During the Cold War, Germany had over 2,000 bunkers, but there are only 600 left

Germany’s local councils are calling for billions of euros to spend on building a new system of bunkers and air-raid sirens to protect the population in case of war.
“We need at least €1 billion [£850 million] for each of the next 10 years to protect the civilian population,” said André Berghegger, head of the Association of German Councils.
During the Cold War, Germany had over 2,000 bunkers, but there are only 600 left that can offer shelter to around half-a-million people, he said.
“We urgently need to put disused bunkers back into operation and we need to build new, modern shelters,” Mr Berghegger told the Funke newspaper group.
The years of peace after the Cold War had “made us a bit carefree”, he said.
He added that the level of threat had changed and that this was shown by “Russia’s war of aggression against Ukraine”.
In 2007, Germany decided to dismantle all of its remaining bunkers, saying that they were of no use against new threats such as terrorism and climate change.
Of the roughly 600 that have not been dismantled, none is currently in a position to be used, according to a government agency tasked with managing them. Germany’s defence minister also called for more investment in infrastructure to protect civilians against bombs.

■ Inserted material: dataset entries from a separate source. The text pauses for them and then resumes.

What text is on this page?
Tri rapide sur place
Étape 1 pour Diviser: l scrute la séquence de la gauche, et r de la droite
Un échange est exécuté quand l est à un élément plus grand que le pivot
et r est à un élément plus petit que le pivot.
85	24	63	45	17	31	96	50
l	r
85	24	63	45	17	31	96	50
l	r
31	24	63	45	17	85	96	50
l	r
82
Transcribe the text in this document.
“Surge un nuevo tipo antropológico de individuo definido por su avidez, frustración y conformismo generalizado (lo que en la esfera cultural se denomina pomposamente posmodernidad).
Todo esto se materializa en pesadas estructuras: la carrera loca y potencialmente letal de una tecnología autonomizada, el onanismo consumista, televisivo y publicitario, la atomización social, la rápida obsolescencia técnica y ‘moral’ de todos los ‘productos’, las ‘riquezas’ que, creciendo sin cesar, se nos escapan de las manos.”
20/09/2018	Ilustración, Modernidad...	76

On a visit to Helsinki in Finland on Friday, Boris Pistorius said that “protection of the population, civil defence, is always the flip-side of a military threat and defence capability”.

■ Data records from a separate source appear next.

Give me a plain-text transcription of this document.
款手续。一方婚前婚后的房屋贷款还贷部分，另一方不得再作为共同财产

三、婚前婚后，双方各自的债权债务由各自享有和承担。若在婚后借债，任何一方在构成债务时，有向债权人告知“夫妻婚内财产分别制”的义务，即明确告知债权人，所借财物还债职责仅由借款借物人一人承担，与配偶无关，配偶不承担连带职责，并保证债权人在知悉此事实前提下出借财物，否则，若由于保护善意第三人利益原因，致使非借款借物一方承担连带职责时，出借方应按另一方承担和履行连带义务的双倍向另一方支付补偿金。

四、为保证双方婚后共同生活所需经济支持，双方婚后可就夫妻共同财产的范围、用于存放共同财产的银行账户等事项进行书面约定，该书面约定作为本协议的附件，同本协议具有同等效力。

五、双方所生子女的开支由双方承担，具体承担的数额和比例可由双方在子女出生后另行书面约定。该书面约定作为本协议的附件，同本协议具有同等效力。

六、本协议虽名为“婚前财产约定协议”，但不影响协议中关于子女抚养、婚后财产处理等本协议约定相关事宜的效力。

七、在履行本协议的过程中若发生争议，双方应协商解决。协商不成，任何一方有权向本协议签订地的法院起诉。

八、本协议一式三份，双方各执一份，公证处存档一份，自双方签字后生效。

During his trip to the Nordic capital, Mr Pistorius visited a sports hall that has a dual use as a bunker.
Helsinki has bunker space for 900,000 people, more than its population of 600,000.
Of all the ministers in Olaf Scholz’s cabinet, Mr Pistorius has been most direct in his appeals to the German public to take the threat of war seriously.

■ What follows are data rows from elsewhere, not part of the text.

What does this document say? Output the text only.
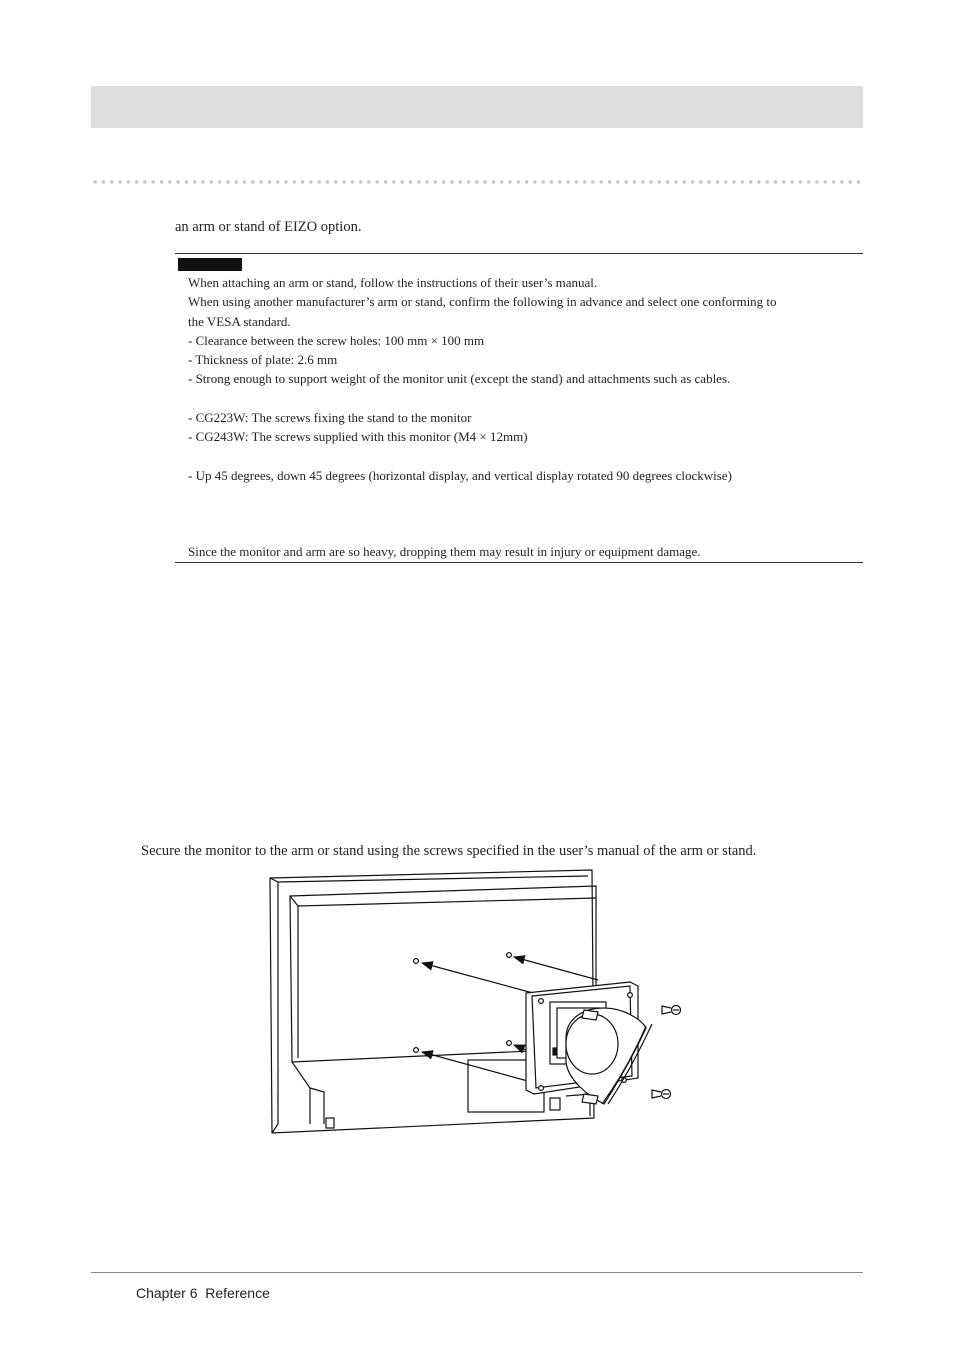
an arm or stand of EIZO option.
When attaching an arm or stand, follow the instructions of their user’s manual.
When using another manufacturer’s arm or stand, confirm the following in advance and select one conforming to
the VESA standard.
- Clearance between the screw holes: 100 mm × 100 mm
- Thickness of plate: 2.6 mm
- Strong enough to support weight of the monitor unit (except the stand) and attachments such as cables.
- CG223W: The screws fixing the stand to the monitor
- CG243W: The screws supplied with this monitor (M4 × 12mm)
- Up 45 degrees, down 45 degrees (horizontal display, and vertical display rotated 90 degrees clockwise)
Since the monitor and arm are so heavy, dropping them may result in injury or equipment damage.
Secure the monitor to the arm or stand using the screws specified in the user’s manual of the arm or stand.
Chapter 6  Reference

Speaking late last year, the Social Democrat politician said that it was his job to modernise the country’s armed forces to make them “war-ready”.
His rhetoric has not gone down well in all quarters, with some in his party worrying that his choice of words is too martial.
SPD leader Ralf Mützenich responded at the time that “we shouldn’t just be concerned with war, but also with how wars can be ended”.